Des affrontements entre les manifestants et la police ont lieu pour la quatrième nuit consécutive en plusieurs endroits de Tunisie

Tunisie, 10 ans après le printemps arabe

AFP/ FETHI BELAID - Des manifestants bloquent une rue lors d'affrontements avec les forces de sécurité dans la ville d'Ettadhamen

Dix printemps se sont déjà écoulés depuis janvier 2011, lorsque des foules de jeunes sont descendues dans la rue pour protester contre l'oppression du régime dans l'espoir de construire un pays plus démocratique. La nouvelle du suicide d'un jeune vendeur de fruits des rues qui s'est brûlé devant l'immeuble de la mairie le 17 décembre 2020 en signe de protestation, a ébranlé les réseaux sociaux.

Le vendeur de fruits, Mohamed Buazizi, n'avait que 27 ans et est devenu le "premier martyr de la révolution". Mais ce jeune homme n'est qu'un exemple simple de la lassitude de la population tunisienne. La mort de Buazizi a déclenché une série de protestations, qui s'amplifiaient depuis de nombreuses années.

Les réseaux sociaux ont été les grands alliés de cette lutte qui s'est finalement terminée par le renversement de Ben Ali. Un halo d'espoir couvrait la Tunisie, le désir de changement et de réformes dans le pays présageait d'un avenir vers un pays plus prospère, mais dix ans plus tard, nombreux sont ceux qui se sentent déçus, car les changements promis ne se sont pas concrétisés.

À l'occasion du dixième anniversaire de cette révolution, des centaines de jeunes sont à nouveau descendus dans la rue pour protester contre l'inaction du gouvernement, dans un scénario très différent de celui de 2011, au milieu de fortes restrictions pour arrêter la propagation de COVID-19.

Des affrontements entre les manifestants et la police ont lieu pour la quatrième nuit consécutive en plusieurs endroits de Tunisie. De nombreux Tunisiens en ont de plus en plus marre de la gestion par le gouvernement de services publics médiocres et d'une classe politique qui a démontré à maintes reprises son incapacité à gouverner de manière cohérente.

Les jeunes sont une fois de plus au centre de ces révoltes, mais en l'absence d'un programme clair, d'une direction politique ou du soutien des principaux partis, on ne sait pas si les manifestations vont prendre de l'ampleur ou s'apaiser, comme l'ont fait de nombreuses manifestations précédentes depuis 2011.

Quelques centaines de jeunes ont affronté les autorités lors des manifestations en lançant des pierres et quelques cocktails Molotov aux policiers déployés dans la région, notamment dans plusieurs quartiers populaires, dont la grande ville d'Ettadhamen, située à la périphérie de la capitale.
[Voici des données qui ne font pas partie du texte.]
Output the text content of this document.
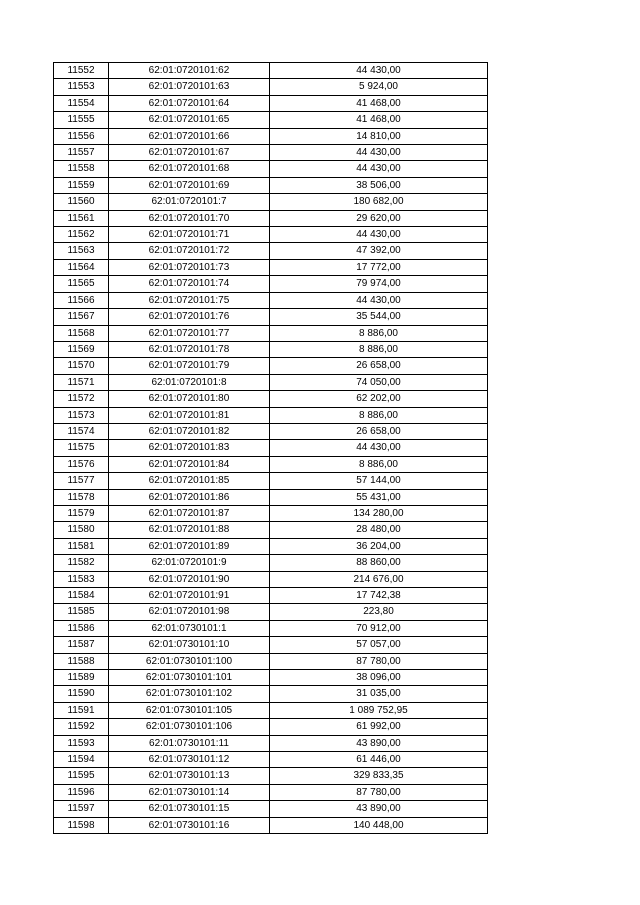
11552	62:01:0720101:62	44 430,00
11553	62:01:0720101:63	5 924,00
11554	62:01:0720101:64	41 468,00
11555	62:01:0720101:65	41 468,00
11556	62:01:0720101:66	14 810,00
11557	62:01:0720101:67	44 430,00
11558	62:01:0720101:68	44 430,00
11559	62:01:0720101:69	38 506,00
11560	62:01:0720101:7	180 682,00
11561	62:01:0720101:70	29 620,00
11562	62:01:0720101:71	44 430,00
11563	62:01:0720101:72	47 392,00
11564	62:01:0720101:73	17 772,00
11565	62:01:0720101:74	79 974,00
11566	62:01:0720101:75	44 430,00
11567	62:01:0720101:76	35 544,00
11568	62:01:0720101:77	8 886,00
11569	62:01:0720101:78	8 886,00
11570	62:01:0720101:79	26 658,00
11571	62:01:0720101:8	74 050,00
11572	62:01:0720101:80	62 202,00
11573	62:01:0720101:81	8 886,00
11574	62:01:0720101:82	26 658,00
11575	62:01:0720101:83	44 430,00
11576	62:01:0720101:84	8 886,00
11577	62:01:0720101:85	57 144,00
11578	62:01:0720101:86	55 431,00
11579	62:01:0720101:87	134 280,00
11580	62:01:0720101:88	28 480,00
11581	62:01:0720101:89	36 204,00
11582	62:01:0720101:9	88 860,00
11583	62:01:0720101:90	214 676,00
11584	62:01:0720101:91	17 742,38
11585	62:01:0720101:98	223,80
11586	62:01:0730101:1	70 912,00
11587	62:01:0730101:10	57 057,00
11588	62:01:0730101:100	87 780,00
11589	62:01:0730101:101	38 096,00
11590	62:01:0730101:102	31 035,00
11591	62:01:0730101:105	1 089 752,95
11592	62:01:0730101:106	61 992,00
11593	62:01:0730101:11	43 890,00
11594	62:01:0730101:12	61 446,00
11595	62:01:0730101:13	329 833,35
11596	62:01:0730101:14	87 780,00
11597	62:01:0730101:15	43 890,00
11598	62:01:0730101:16	140 448,00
Le ministère de l'Intérieur, qui avait annoncé plus de 600 arrestations lundi, n'a pas pu à cette occasion détailler les arrestations et les dégâts survenus dans la nuit de lundi à mardi.
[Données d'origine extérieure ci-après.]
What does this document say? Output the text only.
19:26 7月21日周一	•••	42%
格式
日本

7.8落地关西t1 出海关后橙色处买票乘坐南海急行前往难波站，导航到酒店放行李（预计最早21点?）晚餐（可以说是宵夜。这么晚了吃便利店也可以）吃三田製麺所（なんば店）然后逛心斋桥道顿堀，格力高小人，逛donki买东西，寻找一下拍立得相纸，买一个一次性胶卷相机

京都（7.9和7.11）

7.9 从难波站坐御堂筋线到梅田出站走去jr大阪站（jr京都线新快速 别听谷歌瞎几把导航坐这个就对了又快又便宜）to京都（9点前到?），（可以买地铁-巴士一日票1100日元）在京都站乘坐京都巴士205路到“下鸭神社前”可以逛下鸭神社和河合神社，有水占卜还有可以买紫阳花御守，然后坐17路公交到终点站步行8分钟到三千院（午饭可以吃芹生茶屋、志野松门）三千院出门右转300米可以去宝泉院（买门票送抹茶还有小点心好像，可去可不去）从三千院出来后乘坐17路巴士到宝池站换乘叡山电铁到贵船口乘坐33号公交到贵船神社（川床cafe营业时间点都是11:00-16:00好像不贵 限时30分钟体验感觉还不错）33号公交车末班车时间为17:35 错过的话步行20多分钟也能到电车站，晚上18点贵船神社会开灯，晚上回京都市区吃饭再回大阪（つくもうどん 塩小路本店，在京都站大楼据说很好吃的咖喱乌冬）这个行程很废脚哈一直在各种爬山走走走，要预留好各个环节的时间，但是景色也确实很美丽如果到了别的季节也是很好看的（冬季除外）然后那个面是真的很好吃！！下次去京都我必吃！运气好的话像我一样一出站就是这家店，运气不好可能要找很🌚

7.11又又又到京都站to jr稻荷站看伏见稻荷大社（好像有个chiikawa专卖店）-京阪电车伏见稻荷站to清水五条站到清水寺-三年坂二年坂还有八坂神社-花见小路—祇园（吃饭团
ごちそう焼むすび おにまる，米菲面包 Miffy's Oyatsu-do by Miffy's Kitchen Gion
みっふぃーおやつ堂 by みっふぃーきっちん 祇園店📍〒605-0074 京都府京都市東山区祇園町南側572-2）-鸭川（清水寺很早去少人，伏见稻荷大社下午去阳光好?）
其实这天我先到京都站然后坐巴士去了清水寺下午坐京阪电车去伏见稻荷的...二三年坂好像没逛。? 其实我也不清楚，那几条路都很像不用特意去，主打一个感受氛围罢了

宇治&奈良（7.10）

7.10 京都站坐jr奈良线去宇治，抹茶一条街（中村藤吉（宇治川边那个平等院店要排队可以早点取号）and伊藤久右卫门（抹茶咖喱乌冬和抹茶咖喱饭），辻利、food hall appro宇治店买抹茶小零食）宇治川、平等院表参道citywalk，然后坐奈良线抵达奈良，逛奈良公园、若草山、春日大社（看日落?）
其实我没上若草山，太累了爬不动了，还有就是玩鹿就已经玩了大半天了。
Pour sa part, Amnesty International a appelé à la retenue. L'organisation a fait référence à des images montrant des officiers en train de battre et de traîner les personnes qu'ils ont arrêtées et a appelé les autorités à libérer immédiatement Hamza Nassri Jeridi, un militant des droits de l'homme détenu pendant les affrontements.

La Tunisie est en pleine crise économique profonde, aggravée par la pandémie. Le PIB a chuté de 9 % l'année dernière, les prix ont grimpé en flèche et un tiers des jeunes sont au chômage. En outre, le secteur du tourisme a été durement touché par la pandémie.

Le pays africain a enregistré plus de 177 000 cas de coronavirus et 5 600 décès. La crise sanitaire et la misère économique qui en découle ont forcé un nombre croissant de Tunisiens à quitter le pays.